Whilst space missions are aimed at discovering far-away environments, there is one part of our planet that we know very little about: the ocean floor. To enable explorations at ever-greater depths, engineers, inventors and technicians work tirelessly to keep pushing the boundaries of the rational and the possible. Hublot has also pushed boundaries to create a watch which is resistant to extreme pressure, as found at 4000 metres.
It is a genuine instrument, equipped with the most highly-developed technology, ergonomics for efficiency and ease of handling. It took 18 months of research, development and tests throughout 2010 and 2011 before the first Oceanographic 4000 was unveiled at the Monaco Oceanographic Museum.
Almost all the features of the Oceanographic EXO4000 are exceptional, in terms of design, development and manufacturing. To be described as a “dive watch”, resistant to the pressure exerted at the record depth of 4000 metres, the watch had to meet the exacting specifications of the international standards of Swiss watchmaking (NIHS).
Starting with its water resistance, tested in the Hublot manufacture in a Roxer tank, submerged and pressurised to the equivalent of 5000 metres. To ensure the watch is water resistant and can withstand this pressure, the synthetic sapphire crystal is 6.5 mm thick. This is thicker than normal, but is reasonable for this level of resistance. The case back is screw-down, essential for reaching such depths. It is made of grade 2 titanium, an extremely strong stainless material.
As its case is made of titanium, a material prized for its extreme lightness and with technical features appropriate for the specifications, the Oceanographic EXO4000 is still light on the wrist – although its diameter of 48 mm and its volume are substantial.
In terms of brightness, the time and elapsed time measured by the flange must be legible from a distance of 25 cm in the dark. To meet this requirement, the dial, flange and hands of the Oceanographic have been optimised to have a larger surface area treated with SuperLuminova™, a luminescent material that emits a red colour.
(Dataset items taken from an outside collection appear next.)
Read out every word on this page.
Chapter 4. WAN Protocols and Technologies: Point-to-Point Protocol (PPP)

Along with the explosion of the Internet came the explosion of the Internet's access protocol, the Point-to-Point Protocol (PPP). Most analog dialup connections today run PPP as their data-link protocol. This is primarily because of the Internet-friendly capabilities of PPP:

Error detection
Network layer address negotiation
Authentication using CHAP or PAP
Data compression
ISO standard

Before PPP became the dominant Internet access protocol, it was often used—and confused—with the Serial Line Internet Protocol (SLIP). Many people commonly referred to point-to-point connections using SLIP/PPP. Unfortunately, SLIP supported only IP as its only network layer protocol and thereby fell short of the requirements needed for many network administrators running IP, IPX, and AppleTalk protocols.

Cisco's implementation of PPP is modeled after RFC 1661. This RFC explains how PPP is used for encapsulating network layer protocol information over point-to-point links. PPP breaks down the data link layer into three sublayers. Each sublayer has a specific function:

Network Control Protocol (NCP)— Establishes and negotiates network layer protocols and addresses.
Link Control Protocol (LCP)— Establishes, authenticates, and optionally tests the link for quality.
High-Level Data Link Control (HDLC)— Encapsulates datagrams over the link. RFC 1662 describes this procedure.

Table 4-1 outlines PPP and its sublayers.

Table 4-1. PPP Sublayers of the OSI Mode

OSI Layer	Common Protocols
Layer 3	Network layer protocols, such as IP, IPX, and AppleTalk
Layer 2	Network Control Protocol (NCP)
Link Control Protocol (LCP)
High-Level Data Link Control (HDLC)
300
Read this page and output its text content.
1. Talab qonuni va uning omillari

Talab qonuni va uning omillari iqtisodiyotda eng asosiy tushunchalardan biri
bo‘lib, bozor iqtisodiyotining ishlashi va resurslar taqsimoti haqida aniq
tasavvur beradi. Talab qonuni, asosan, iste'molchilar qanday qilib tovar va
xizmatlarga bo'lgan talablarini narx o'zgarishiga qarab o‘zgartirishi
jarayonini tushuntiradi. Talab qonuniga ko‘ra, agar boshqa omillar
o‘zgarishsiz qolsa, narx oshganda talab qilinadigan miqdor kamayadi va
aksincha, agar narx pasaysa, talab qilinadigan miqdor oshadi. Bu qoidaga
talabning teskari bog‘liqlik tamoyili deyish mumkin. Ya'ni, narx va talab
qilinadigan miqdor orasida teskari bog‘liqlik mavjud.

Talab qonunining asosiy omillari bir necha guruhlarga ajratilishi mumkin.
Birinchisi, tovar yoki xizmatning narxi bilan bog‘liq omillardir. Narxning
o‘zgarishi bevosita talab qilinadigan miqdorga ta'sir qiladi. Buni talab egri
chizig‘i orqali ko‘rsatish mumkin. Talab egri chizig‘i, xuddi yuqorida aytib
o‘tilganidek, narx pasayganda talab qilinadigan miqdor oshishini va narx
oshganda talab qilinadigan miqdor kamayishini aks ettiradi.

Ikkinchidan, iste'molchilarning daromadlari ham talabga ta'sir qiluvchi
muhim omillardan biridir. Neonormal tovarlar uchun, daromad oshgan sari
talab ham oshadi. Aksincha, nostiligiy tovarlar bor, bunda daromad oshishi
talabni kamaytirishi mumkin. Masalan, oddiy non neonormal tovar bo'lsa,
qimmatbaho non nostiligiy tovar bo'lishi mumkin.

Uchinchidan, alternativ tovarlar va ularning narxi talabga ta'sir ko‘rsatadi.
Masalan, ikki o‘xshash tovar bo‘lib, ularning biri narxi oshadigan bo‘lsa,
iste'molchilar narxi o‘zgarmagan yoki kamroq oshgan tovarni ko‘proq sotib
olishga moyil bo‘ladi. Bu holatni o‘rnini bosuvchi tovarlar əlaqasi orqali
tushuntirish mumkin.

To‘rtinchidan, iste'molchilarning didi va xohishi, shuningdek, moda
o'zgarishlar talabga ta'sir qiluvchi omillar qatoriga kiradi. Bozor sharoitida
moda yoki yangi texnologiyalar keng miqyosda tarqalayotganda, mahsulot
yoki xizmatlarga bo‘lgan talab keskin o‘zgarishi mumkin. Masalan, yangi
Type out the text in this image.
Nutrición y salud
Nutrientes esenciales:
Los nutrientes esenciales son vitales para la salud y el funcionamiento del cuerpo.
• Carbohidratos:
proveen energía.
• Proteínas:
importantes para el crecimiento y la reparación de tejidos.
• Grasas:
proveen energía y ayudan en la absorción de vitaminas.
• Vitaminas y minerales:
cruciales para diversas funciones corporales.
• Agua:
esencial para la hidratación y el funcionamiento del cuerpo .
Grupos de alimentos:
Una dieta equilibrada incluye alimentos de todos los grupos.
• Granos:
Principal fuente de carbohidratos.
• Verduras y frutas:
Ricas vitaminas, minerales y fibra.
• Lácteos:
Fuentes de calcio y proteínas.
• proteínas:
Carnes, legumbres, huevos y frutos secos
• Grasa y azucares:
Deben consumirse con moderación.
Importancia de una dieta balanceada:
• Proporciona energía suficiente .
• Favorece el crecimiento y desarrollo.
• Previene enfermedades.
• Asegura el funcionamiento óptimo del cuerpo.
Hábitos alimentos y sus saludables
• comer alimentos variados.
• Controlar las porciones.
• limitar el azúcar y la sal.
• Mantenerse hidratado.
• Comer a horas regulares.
The reading method has been made as safe as possible, using an internal rotating flange which is unidirectional and rack-driven, with a dive time indicator. The dive time indicator being placed as close as possible to the dial minimises the risk of inadvertently altering the dive time. It also makes the dive time easier to read. In accordance with the standard, the Oceanographic 4000 has a minute scale on which the five-minute periods are clearly highlighted.
The watch is fitted with two screw-down crowns (a protective measure that helps ensure water resistance by compression of an O-ring seal). The flange crown which sets the dive time is placed at the 2 o’clock position for easy access and more comfortable use. It is unidirectional, again for safety reasons, with a bayonet fitting, and protected by an oversized crown guard, for extra safety and easy operation when handling diving equipment. The second crown, for winding and setting the time and date, is positioned at 4 o’clock to avoid obstruction.
Finally, the Oceanographic EXO4000 has a helium valve, a feature essential to any diving watch capable of descending to great depths. An essential feature when the watch is used in diving chambers, the helium valve allows gases that have infiltrated the watch during the descent to safely escape during the ascent. It is made from stainless steel, positioned at 10 o’clock, visible from the left-hand side lug.
The watch comes with two tongue and buckle straps (“Town” & “Diver”). This type of fastening is more secure than a folding clasp for this type of use, and is also easier to handle and close when wearing diving gloves. The “Diver” strap, a blend of rubber and nylon, longer than a standard strap, has been developed to be worn over a diving suit up to 8 mm thick. The length of the strap designed to be worn with the Exosuit is actually 50 cm!